Darwin Davidson | Opera House Arts
Darwin Davidson | Opera House Arts
Bari Robinson (left) as Flavius plots with Matt Hurley as Marullus in Opera House Arts' production of "Julius Caesar" in Stonington.

Julius Caesar has come home victorious. Banners emblazoned in red letters reading “Hail Caesar” and “Keep Rome great forever” greet him in Rome.

The people toss rose petals in his path while his fellow senators speculate about his political ambitions. A soothsayer warns Caesar, “Beware the ides of March.”

The undercurrent in Opera House Arts’ multilayered production of William Shakespeare’s “Julius Caesar” is the unspoken admonition: “Beware Election Day.” Performed through Sunday, the production makes no overt references to any presidential candidates but does emphasize how a mob may be manipulated to cry havoc.

Presented in the three-quarter round at the Stonington Opera House, director Peter Richards subtlely parallels the politics of ancient Rome with those rumbling across America today. There’s similar speculation and declarations that are half-truths fueled by innuendo in the play — all because Caesar three times rejects an offer to be king without enough gusto for his fellow senators.

The cast, for the most part, gives outstanding performances. The men who plot Caesar’s demise are convinced their cause is true, but their motives are different.

The motives of Christopher Michael McFarland’s Brutus are noble. He fears the republic will be lost if Caesar declares himself king. McFarland gallantly portrays the man who righteously sacrifices his position and his family for Rome.

As Brutus’ foil Mark Antony, Thomas Piper is brilliant. He delivers Caesar’s eulogy with an angry, bitter irony that not only rallies the rabble but expresses the pain of a nation grieving the sudden loss of a beloved leader. Piper’s Mark Antony speaks and wields his sword, not out of revenge but for the people who have been wronged by Caesar’s assassination. His ability to portray this man as someone void of ambition is a true triumph.

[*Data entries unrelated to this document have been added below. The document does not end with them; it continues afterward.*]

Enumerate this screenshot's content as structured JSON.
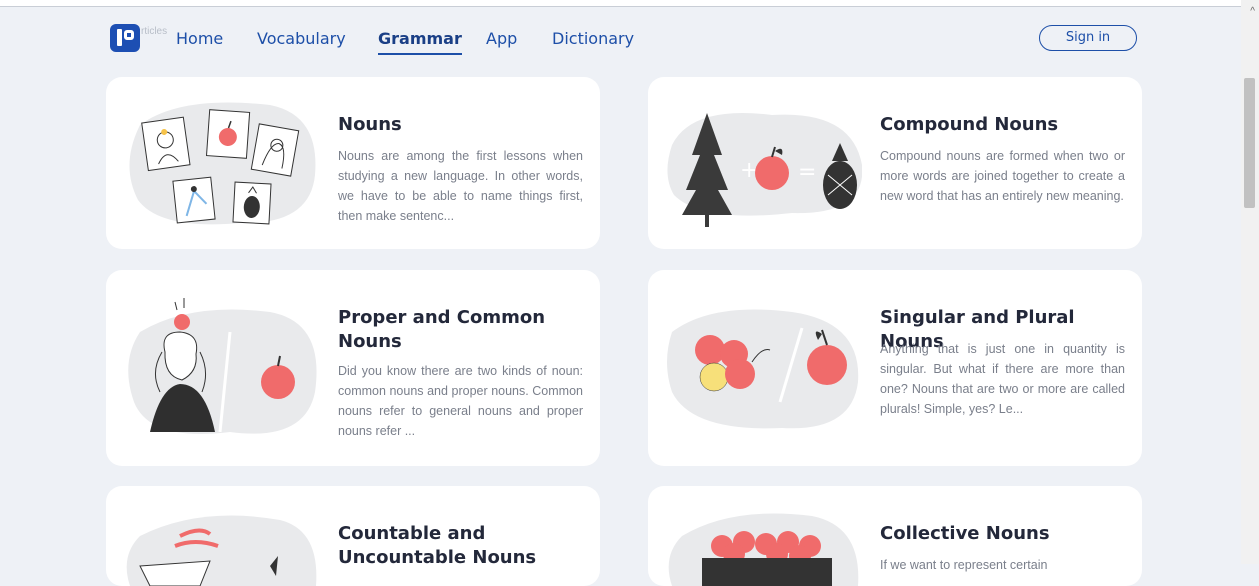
{
  "brand": {
    "logo_text": "rticles"
  },
  "nav": {
    "links": [
      "Home",
      "Vocabulary",
      "Grammar",
      "App",
      "Dictionary"
    ],
    "active": "Grammar",
    "signin_label": "Sign in"
  },
  "cards": [
    {
      "title": "Nouns",
      "description": "Nouns are among the first lessons when studying a new language. In other words, we have to be able to name things first, then make sentenc..."
    },
    {
      "title": "Compound Nouns",
      "description": "Compound nouns are formed when two or more words are joined together to create a new word that has an entirely new meaning."
    },
    {
      "title": "Proper and Common Nouns",
      "description": "Did you know there are two kinds of noun: common nouns and proper nouns. Common nouns refer to general nouns and proper nouns refer ..."
    },
    {
      "title": "Singular and Plural Nouns",
      "description": "Anything that is just one in quantity is singular. But what if there are more than one? Nouns that are two or more are called plurals! Simple, yes? Le..."
    },
    {
      "title": "Countable and Uncountable Nouns",
      "description": ""
    },
    {
      "title": "Collective Nouns",
      "description": "If we want to represent certain"
    }
  ],
  "colors": {
    "accent": "#1d4fa8",
    "apple": "#f06b6b",
    "background": "#eef1f6"
  }
}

Matt Hurley, Bari Robinson and Joshua McCarey as Brutus’ co-conspirators give performances as fine and layered as McFarland and Piper do. Jason Martin’s Cassius is not as well defined. The character’s motives are never as clear as are his fellow assassins. Because Cassius constantly works to persuade other characters to slay Caesar, it is imperative that theatergoers understand why the character believes assassination is the only answer. Martin’s performance never makes Cassius’ reasons clear.

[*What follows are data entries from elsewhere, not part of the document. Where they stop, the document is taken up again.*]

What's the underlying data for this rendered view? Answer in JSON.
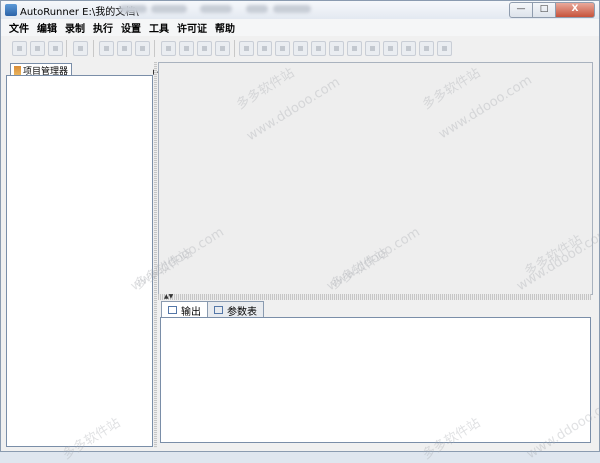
{
  "window": {
    "title": "AutoRunner  E:\\我的文档\\",
    "buttons": {
      "minimize": "—",
      "maximize": "□",
      "close": "X"
    }
  },
  "menu": [
    "文件",
    "编辑",
    "录制",
    "执行",
    "设置",
    "工具",
    "许可证",
    "帮助"
  ],
  "left_panel": {
    "tab_label": "项目管理器"
  },
  "output_panel": {
    "tabs": [
      "输出",
      "参数表"
    ]
  },
  "watermarks": [
    "多多软件站",
    "www.ddooo.com"
  ]
}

As Caesar, Eric Messner is properly regal and occasionally pompous. He portrays the emperor without guile and gives no hint that Caesar lusts after a crown, which makes the assassination all the more tragic.

Melody Bates portrays three characters, though none of them well. It is impossible to tell the difference between her Calpurnia and Portia, wives to Caesar and Brutus, respectively. Her portrayal of Octavius is far too childlike to preview the great warrior and emperor he would become.

The design team has done fine work executing Richard’s vision of Rome.

Robin Vest’s white-and-gold set glistens like marble under the florescent lights directly above it. The set looks like resurrected Roman ruins and provides a stark contrast to the roses petals strewn out for Caesar’s return and his spilled blood. Except for its shape, the long rectangular platform bears no resemblance to the colored wooden planks on which “An Iliad” was performed.

The lighting design by Natalie Robin makes the white set gleam, yet starkly illuminates the actors at times. The visual contrast between the brightly lit porcelain-colored set and the dark deeds performed onstage helps give the production a rare visual vibrancy that only happens when the director and the designers share the same vision.

Kate Mincer’s costumes nicely combine some modern dress, such as white dress shirts and casual slacks, with the traditional Roman soldier garb. The sound design by Mark Van Hare adds to the intensity of the production without being intrusive.

The result of the designers’ work is that theatergoers feel as though they are peeking around pillars, eavesdropping on the local political intrigue similar to what might be discussed in any town square before an annual town meeting.

Opera House Arts again sends theatergoers home asking question not just about society but about how susceptible they are to mob rhetoric.